Mode Annotation B+A Example
HoMeR (B+A) Mode Annotation Example: Base+arm teleoperation example with keypose/dense labeling.
Salient Point Interface
Salient Point Annotation Interface: Annotators specify task-relevant points for keypose frames.

Salient-Point Conditioned Keypose Policy

To improve robustness and generalization, we extend the keypose policy to accept externally specified salient points rather than learning to predict them from scratch. These points are encoded as a soft saliency map over the input point cloud and allow the keypose model to attend to a pre-specified point.

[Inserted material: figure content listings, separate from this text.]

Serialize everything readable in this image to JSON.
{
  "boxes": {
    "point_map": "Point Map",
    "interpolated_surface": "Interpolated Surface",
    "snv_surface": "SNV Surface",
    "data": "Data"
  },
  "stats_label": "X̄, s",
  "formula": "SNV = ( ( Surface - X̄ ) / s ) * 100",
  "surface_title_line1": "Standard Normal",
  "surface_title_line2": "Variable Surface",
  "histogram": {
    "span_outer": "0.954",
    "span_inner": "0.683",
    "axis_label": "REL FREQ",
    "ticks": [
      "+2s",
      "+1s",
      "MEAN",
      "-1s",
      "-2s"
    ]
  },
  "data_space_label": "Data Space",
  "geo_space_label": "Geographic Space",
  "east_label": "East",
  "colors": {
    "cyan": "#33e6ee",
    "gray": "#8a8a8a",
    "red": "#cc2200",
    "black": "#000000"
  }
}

We train this variant with a masked supervision strategy. 50% of the time, we include the saliency map, and the policy learns to predict actions relative to given salient points when available. In the other 50%, we mask out the saliency map, and the model learns to predict the map in addition to the action, to encourage learning useful features of the point cloud. Data augmentations (color removal, distractor points) are applied to improve robustness.

MolMo Keypoints Output
Extracting Salient Points from MolMo: Backprojected pixels from language prompts guide keypose policy.

Dense Policy

We implement the dense policy using a diffusion model that predicts fine-grained delta end-effector motions. Following [4], we use a ResNet-18 encoder to process RGB images and append proprioceptive features before passing them to a 1D convolutional UNet denoiser. The model is trained using DDPM to predict noise added to delta action sequences.

At test time, the policy predicts a future horizon of 16 actions and executes the first 8 before replanning. Observations include third-person and wrist-mounted RGB images. The final checkpoint is used for evaluation.